ABC News’ Jonathan Karl and Gregory Simmons report:
The surge is on – and this time, it’s Herman Cain. Since his stunning victory in the Florida straw poll three weeks ago, the former chief executive of Godfather’s Pizza has captured the attention of the Republican Party, his opponents and yes, even his opponents’ wives.
“When I hear 9-9-9, I want to call 9-1-1,” said Anita Perry, wife of Gov. Rick Perry, referring to Cain’s now-famous economic plan, ”because it will raise the taxes.”
The latest NBC/Wall Street Journal poll showed Cain leading the field, effectively tied with Mitt Romney.
As Cain assumed his new position among the top-tier candidates at Tuesday night’s debate, his opponents seized upon the moment to assault him and his 9-9-9 plan from nearly every angle. Rep. Michele Bachmann, R-Minn., at one point quipped that ”the devil is in the details,” if 9-9-9 is examined and turned over.
Others in the Republican Party, however, are praising Cain’s plan. House Budget Chairman Paul Ryan, for example, said he loves Cain’s 9-9-9 economic plan. And Mississippi Gov. Haley Barbour predicted Cain would sweep the South against Obama.
Cain is catching fire in the private sector, as well. In a sure sign of the times, Spirit Airlines, in nod to Cain, has launched its own “9-9-9? advertising campaign.
For all the buzz around Cain, there are real questions about whether he can turn all the momentum into a winning campaign. Recently, Cain has been largely absent from early primary states.
ABC News dropped by Cain’s Iowa headquarters Thursday and found the place nearly deserted.

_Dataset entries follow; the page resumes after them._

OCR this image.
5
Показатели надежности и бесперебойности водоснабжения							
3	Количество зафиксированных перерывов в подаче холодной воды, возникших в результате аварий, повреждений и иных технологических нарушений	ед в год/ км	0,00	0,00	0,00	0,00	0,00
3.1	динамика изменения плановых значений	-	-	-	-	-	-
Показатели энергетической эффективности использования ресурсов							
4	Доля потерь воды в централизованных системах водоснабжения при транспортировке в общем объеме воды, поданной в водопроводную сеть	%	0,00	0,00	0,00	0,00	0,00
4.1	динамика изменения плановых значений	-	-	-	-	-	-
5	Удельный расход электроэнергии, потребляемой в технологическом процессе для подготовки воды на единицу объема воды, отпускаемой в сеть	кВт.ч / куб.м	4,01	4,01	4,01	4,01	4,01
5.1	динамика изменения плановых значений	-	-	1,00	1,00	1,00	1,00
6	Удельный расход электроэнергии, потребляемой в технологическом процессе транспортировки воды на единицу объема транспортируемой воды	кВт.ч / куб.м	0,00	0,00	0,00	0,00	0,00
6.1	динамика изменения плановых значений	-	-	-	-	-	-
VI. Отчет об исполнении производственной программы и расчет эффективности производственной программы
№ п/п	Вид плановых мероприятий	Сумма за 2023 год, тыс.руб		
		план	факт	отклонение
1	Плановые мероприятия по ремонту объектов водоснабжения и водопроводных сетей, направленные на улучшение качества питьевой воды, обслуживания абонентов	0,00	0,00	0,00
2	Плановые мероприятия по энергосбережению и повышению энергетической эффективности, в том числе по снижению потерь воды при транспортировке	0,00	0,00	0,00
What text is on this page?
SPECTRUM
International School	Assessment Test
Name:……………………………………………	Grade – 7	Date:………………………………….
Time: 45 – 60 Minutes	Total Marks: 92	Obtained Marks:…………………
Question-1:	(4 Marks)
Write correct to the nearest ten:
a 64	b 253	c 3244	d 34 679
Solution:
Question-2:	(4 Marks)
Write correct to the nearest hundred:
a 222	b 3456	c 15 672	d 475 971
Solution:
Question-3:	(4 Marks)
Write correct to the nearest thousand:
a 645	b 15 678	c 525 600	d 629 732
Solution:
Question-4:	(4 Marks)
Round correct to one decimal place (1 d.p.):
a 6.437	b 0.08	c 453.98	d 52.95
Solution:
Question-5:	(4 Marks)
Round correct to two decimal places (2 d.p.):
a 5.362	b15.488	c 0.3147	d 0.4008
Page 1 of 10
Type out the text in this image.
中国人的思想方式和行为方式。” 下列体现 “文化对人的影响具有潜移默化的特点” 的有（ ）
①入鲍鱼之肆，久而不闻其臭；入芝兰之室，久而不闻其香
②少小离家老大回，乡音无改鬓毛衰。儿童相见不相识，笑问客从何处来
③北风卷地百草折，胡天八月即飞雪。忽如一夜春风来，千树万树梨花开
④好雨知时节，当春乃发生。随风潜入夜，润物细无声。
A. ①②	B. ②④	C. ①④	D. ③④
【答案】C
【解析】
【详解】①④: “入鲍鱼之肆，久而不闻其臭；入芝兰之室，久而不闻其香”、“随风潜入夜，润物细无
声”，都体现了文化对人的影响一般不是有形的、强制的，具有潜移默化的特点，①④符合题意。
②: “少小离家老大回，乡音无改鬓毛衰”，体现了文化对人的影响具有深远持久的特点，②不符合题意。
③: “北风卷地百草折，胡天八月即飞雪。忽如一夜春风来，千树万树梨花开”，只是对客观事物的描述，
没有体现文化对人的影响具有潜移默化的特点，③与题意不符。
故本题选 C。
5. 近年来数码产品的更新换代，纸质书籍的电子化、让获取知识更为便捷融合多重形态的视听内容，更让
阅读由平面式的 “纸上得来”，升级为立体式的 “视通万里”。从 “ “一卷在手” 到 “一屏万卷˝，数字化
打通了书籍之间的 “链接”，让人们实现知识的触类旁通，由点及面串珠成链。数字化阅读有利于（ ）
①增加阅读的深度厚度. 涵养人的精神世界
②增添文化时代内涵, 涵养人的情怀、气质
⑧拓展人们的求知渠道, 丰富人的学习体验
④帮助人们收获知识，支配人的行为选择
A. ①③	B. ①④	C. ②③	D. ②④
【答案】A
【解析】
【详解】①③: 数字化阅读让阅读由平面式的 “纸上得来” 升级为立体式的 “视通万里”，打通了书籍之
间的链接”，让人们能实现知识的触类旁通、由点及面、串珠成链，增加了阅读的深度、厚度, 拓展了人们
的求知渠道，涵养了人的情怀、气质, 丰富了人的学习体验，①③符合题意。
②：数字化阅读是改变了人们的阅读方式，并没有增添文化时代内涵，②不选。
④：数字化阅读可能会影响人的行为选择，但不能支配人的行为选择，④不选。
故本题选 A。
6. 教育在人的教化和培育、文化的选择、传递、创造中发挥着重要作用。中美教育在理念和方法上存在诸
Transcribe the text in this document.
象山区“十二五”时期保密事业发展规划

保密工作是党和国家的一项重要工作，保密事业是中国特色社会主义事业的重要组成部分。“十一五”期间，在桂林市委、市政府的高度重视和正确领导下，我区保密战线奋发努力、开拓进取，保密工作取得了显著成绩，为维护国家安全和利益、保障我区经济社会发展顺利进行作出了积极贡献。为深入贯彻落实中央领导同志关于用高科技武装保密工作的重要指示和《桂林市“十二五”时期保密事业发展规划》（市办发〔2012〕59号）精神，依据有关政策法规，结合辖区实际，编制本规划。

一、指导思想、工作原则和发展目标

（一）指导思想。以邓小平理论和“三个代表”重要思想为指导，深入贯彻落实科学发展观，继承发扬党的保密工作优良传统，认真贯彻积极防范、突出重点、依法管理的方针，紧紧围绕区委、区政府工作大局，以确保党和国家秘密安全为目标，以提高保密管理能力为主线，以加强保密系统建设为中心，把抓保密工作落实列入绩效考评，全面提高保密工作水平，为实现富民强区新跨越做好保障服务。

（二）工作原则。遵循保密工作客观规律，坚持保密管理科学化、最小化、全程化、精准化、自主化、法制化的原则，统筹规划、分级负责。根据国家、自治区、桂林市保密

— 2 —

The GOP hopeful hasn’t even been to the first caucus state since the Ames Straw Poll back in mid-August.
“We’re trying hard to get Mr. Cain here in October, and hopefully we’ll be able to achieve that,” Larry Tuel, Iowa director of the Cain Campaign, told ABC News.
Despite his non-traditional campaign strategy, Cain continues to rise and said his surge won’t be short-lived.
“There is a difference between flavor of the week and Haagen Dazs black walnut, because it tastes good all the time,” Cain said. “Call me Haagen Dazs black walnut.”